We use the L-moments instead of conventional moments to be able to deal with long-tailed distributions. The expressions of the L-moments for the Tukey HH distribution is in

Todd C. Headrick, and Mohan D. Pant. "Characterizing Tukey H and HH-Distributions through L-Moments and the L-Correlation," ISRN Applied Mathematics, vol. 2012, 2012. doi:10.5402/2012/980153

Note that the transformation to Gaussian is applied only if the column has long-tails. If this is not the case, for instance if values are uniformly distributed, the values are only normalized using the z score. This applies also to the cases where only one of the tails is long; the other tail is only rescaled but not non linearly transformed. Also, if the analysis set is empty, the transformation is set to to leave the input vaules unchanged.

x A numeric Tensor, SparseTensor, or RaggedTensor.
elementwise If true, scales each element of the tensor independently; otherwise uses the parameters of the whole tensor.
name (Optional) A name for this operation.
output_dtype (Optional) If not None, casts the output tensor to this type.

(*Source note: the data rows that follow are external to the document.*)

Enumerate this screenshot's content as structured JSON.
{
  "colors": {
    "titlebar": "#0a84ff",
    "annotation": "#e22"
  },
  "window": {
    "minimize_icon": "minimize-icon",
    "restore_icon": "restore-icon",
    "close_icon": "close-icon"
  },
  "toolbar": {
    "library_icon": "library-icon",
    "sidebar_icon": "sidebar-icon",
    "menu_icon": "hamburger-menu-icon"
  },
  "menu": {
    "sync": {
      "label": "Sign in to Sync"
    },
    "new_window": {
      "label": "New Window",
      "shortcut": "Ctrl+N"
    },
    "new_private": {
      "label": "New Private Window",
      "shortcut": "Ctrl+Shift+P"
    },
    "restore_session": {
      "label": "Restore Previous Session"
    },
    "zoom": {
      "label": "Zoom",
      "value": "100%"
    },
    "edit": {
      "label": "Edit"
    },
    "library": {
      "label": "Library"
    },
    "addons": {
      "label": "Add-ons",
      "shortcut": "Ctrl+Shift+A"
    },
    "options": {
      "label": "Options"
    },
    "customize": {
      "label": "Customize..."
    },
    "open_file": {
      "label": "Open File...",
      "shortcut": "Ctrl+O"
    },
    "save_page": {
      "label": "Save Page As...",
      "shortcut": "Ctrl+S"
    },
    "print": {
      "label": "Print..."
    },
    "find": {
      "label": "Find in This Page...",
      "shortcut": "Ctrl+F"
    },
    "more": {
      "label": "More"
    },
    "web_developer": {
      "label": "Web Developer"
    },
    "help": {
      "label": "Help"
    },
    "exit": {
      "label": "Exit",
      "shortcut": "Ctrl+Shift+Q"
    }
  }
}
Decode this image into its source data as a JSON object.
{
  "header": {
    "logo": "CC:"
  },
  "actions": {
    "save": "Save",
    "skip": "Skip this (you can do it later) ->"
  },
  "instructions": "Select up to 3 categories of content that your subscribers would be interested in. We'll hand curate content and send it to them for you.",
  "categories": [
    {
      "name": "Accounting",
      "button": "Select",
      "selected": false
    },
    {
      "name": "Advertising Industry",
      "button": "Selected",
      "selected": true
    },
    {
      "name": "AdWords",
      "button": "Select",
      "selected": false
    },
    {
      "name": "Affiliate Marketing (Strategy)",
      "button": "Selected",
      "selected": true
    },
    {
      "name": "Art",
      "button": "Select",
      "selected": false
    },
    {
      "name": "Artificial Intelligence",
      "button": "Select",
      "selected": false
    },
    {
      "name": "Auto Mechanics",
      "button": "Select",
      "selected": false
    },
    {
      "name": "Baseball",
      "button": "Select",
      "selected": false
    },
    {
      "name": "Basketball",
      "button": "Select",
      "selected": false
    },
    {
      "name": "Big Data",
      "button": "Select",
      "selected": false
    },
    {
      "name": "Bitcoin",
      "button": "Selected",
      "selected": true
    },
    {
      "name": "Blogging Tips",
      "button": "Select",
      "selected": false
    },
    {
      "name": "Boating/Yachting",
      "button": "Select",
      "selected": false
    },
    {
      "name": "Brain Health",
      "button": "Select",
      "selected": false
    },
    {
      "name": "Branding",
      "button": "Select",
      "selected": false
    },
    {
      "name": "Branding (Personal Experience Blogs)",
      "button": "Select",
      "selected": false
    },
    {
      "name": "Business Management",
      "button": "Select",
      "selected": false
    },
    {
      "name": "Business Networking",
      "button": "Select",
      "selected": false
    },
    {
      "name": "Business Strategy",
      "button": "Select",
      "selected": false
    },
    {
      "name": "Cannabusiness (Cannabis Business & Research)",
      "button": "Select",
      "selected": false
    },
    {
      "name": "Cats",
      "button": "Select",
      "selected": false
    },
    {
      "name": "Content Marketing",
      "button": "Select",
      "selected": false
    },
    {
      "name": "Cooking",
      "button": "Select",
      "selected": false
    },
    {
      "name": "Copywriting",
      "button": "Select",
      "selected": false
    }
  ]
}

A Tensor, SparseTensor, or RaggedTensor containing the input column transformed to be approximately standard distributed (i.e. a Gaussian with mean 0 and variance 1). If x is floating point, the mean will have the same type as x. If x is integral, the output is cast to tf.float32.

Note that TFLearn generally permits only tf.int64 and tf.float32, so casting this scaler's output may be necessary.